I have recently discovered that almost all dog kibble is baked at temperatures that are too high, and degrade ingredients. The only way around this being freeze dried according to that information.
I have a ton of medium grade chow that my new puppy is getting, along with homemade food, but mainly so I can keep up with his growth, which is good as I am cleaning out freezers! I probably won't buy more.
The old boy is only getting homemade food, lots of raw eggs, and he gets first dibs on baked fish heads and tails,etc before the puppy finishes things off.
My old boy has more energy than he had a couple of months ago, when I started cutting back and finally eliminating kibble over the past few.weeks. He has never had skin issues, but had chronic diarrhea when I adopted him a decade ago being his 4th owner, but probiotics, weeds, peelings, animal fat, raw pig heads, and cows feet, homemade bone meal from healthy meat, and second-broth after some for the humans, cooked with lentils and whatever, cleared his diarrhea in no time. My dog had a stress component though as well and all that settled down quickly but when I was away up north, he wasn't getting daily his freezer care packs of homemade food -- we are still going through all that now. So he was getting pure kibble half time. I gave him one more winter, but he is starting to get playful already! 75-85 lbs and 13 years old.
I have known dogs with skin issues and they all were eating kibble. High sugar being the worst.
I would try picking up red split lentils which cook up as quickly as rice, and get ground fennel for digestive enzymes. Make your own food, and raw eggs, raw, meat buy whole fish and feed the heads, try tapering off the kibble for a while and just see?

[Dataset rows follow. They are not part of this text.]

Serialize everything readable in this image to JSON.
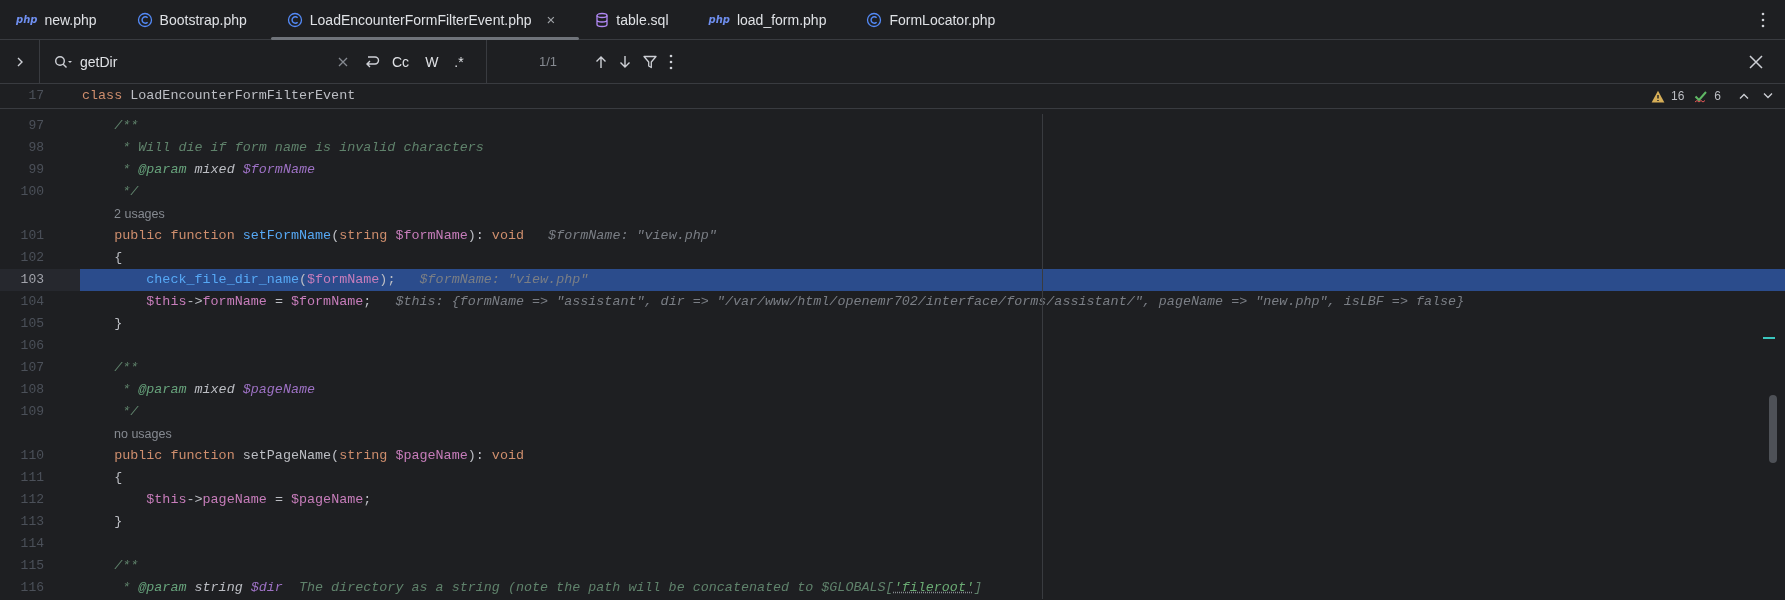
{
  "tabs": [
    {
      "label": "new.php",
      "kind": "php",
      "icon_label": "php",
      "selected": false,
      "closable": false
    },
    {
      "label": "Bootstrap.php",
      "kind": "class",
      "selected": false,
      "closable": false
    },
    {
      "label": "LoadEncounterFormFilterEvent.php",
      "kind": "class",
      "selected": true,
      "closable": true,
      "close_label": "×"
    },
    {
      "label": "table.sql",
      "kind": "database",
      "selected": false,
      "closable": false
    },
    {
      "label": "load_form.php",
      "kind": "php",
      "icon_label": "php",
      "selected": false,
      "closable": false
    },
    {
      "label": "FormLocator.php",
      "kind": "class",
      "selected": false,
      "closable": false
    }
  ],
  "find_bar": {
    "query": "getDir",
    "options": [
      {
        "label": "Cc",
        "selected": false
      },
      {
        "label": "W",
        "selected": false
      },
      {
        "label": ".*",
        "selected": false
      }
    ],
    "match_count": "1/1"
  },
  "sticky_header": {
    "number": "17",
    "tokens": [
      {
        "kind": "kw",
        "text": "class "
      },
      {
        "kind": "plain",
        "text": "LoadEncounterFormFilterEvent"
      }
    ]
  },
  "inspections": {
    "warnings": "16",
    "checks": "6"
  },
  "lines": [
    {
      "kind": "code",
      "number": "97",
      "selected": false,
      "tokens": [
        {
          "kind": "comment",
          "text": "    /**"
        }
      ]
    },
    {
      "kind": "code",
      "number": "98",
      "selected": false,
      "tokens": [
        {
          "kind": "comment",
          "text": "     * Will die if form name is invalid characters"
        }
      ]
    },
    {
      "kind": "code",
      "number": "99",
      "selected": false,
      "tokens": [
        {
          "kind": "comment",
          "text": "     * "
        },
        {
          "kind": "doctag",
          "text": "@param"
        },
        {
          "kind": "doctype",
          "text": " mixed"
        },
        {
          "kind": "docvar",
          "text": " $formName"
        }
      ]
    },
    {
      "kind": "code",
      "number": "100",
      "selected": false,
      "tokens": [
        {
          "kind": "comment",
          "text": "     */"
        }
      ]
    },
    {
      "kind": "usages",
      "text": "2 usages"
    },
    {
      "kind": "code",
      "number": "101",
      "selected": false,
      "tokens": [
        {
          "kind": "kw",
          "text": "    public function "
        },
        {
          "kind": "fn",
          "text": "setFormName"
        },
        {
          "kind": "plain",
          "text": "("
        },
        {
          "kind": "kw",
          "text": "string "
        },
        {
          "kind": "var",
          "text": "$formName"
        },
        {
          "kind": "plain",
          "text": "): "
        },
        {
          "kind": "kw",
          "text": "void"
        },
        {
          "kind": "hint",
          "text": "   $formName: \"view.php\""
        }
      ]
    },
    {
      "kind": "code",
      "number": "102",
      "selected": false,
      "tokens": [
        {
          "kind": "plain",
          "text": "    {"
        }
      ]
    },
    {
      "kind": "code",
      "number": "103",
      "selected": true,
      "tokens": [
        {
          "kind": "fn",
          "text": "        check_file_dir_name"
        },
        {
          "kind": "plain",
          "text": "("
        },
        {
          "kind": "var",
          "text": "$formName"
        },
        {
          "kind": "plain",
          "text": ");"
        },
        {
          "kind": "hint",
          "text": "   $formName: \"view.php\""
        }
      ]
    },
    {
      "kind": "code",
      "number": "104",
      "selected": false,
      "tokens": [
        {
          "kind": "var",
          "text": "        $this"
        },
        {
          "kind": "plain",
          "text": "->"
        },
        {
          "kind": "field",
          "text": "formName"
        },
        {
          "kind": "plain",
          "text": " = "
        },
        {
          "kind": "var",
          "text": "$formName"
        },
        {
          "kind": "plain",
          "text": ";"
        },
        {
          "kind": "hint",
          "text": "   $this: {formName => \"assistant\", dir => \"/var/www/html/openemr702/interface/forms/assistant/\", pageName => \"new.php\", isLBF => false}"
        }
      ]
    },
    {
      "kind": "code",
      "number": "105",
      "selected": false,
      "tokens": [
        {
          "kind": "plain",
          "text": "    }"
        }
      ]
    },
    {
      "kind": "code",
      "number": "106",
      "selected": false
    },
    {
      "kind": "code",
      "number": "107",
      "selected": false,
      "tokens": [
        {
          "kind": "comment",
          "text": "    /**"
        }
      ]
    },
    {
      "kind": "code",
      "number": "108",
      "selected": false,
      "tokens": [
        {
          "kind": "comment",
          "text": "     * "
        },
        {
          "kind": "doctag",
          "text": "@param"
        },
        {
          "kind": "doctype",
          "text": " mixed"
        },
        {
          "kind": "docvar",
          "text": " $pageName"
        }
      ]
    },
    {
      "kind": "code",
      "number": "109",
      "selected": false,
      "tokens": [
        {
          "kind": "comment",
          "text": "     */"
        }
      ]
    },
    {
      "kind": "usages",
      "text": "no usages"
    },
    {
      "kind": "code",
      "number": "110",
      "selected": false,
      "tokens": [
        {
          "kind": "kw",
          "text": "    public function "
        },
        {
          "kind": "plain",
          "text": "setPageName("
        },
        {
          "kind": "kw",
          "text": "string "
        },
        {
          "kind": "var",
          "text": "$pageName"
        },
        {
          "kind": "plain",
          "text": "): "
        },
        {
          "kind": "kw",
          "text": "void"
        }
      ]
    },
    {
      "kind": "code",
      "number": "111",
      "selected": false,
      "tokens": [
        {
          "kind": "plain",
          "text": "    {"
        }
      ]
    },
    {
      "kind": "code",
      "number": "112",
      "selected": false,
      "tokens": [
        {
          "kind": "var",
          "text": "        $this"
        },
        {
          "kind": "plain",
          "text": "->"
        },
        {
          "kind": "field",
          "text": "pageName"
        },
        {
          "kind": "plain",
          "text": " = "
        },
        {
          "kind": "var",
          "text": "$pageName"
        },
        {
          "kind": "plain",
          "text": ";"
        }
      ]
    },
    {
      "kind": "code",
      "number": "113",
      "selected": false,
      "tokens": [
        {
          "kind": "plain",
          "text": "    }"
        }
      ]
    },
    {
      "kind": "code",
      "number": "114",
      "selected": false
    },
    {
      "kind": "code",
      "number": "115",
      "selected": false,
      "tokens": [
        {
          "kind": "comment",
          "text": "    /**"
        }
      ]
    },
    {
      "kind": "code",
      "number": "116",
      "selected": false,
      "tokens": [
        {
          "kind": "comment",
          "text": "     * "
        },
        {
          "kind": "doctag",
          "text": "@param"
        },
        {
          "kind": "doctype",
          "text": " string"
        },
        {
          "kind": "docvar",
          "text": " $dir"
        },
        {
          "kind": "comment",
          "text": "  The directory as a string (note the path will be concatenated to $GLOBALS["
        },
        {
          "kind": "docstr",
          "text": "'fileroot'"
        },
        {
          "kind": "comment",
          "text": "]"
        }
      ]
    }
  ]
}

I am very curious how things went if you do try this.
PS it is way way cheaper to feed them this way.
What will I be doing with my nettles after making tisane? Chopping them up and throwing in the freezer in rewashed ziplock bags. The nice tender shoots I shall use like spinach for myself, but the rest will go in the dog food over the next few months. Then ditto in Spring!
You can also slow cook your turnip skins, sluggy celery, etc, and save the water and use up whatever you want to cook in the water for yourself, you and the dog, then fine slice the slush and again, care packs for dog food!
I hope this helps
The short list of bad dog foods are grapes and raisins, allium, especially raw onions, chocolate and cocoa.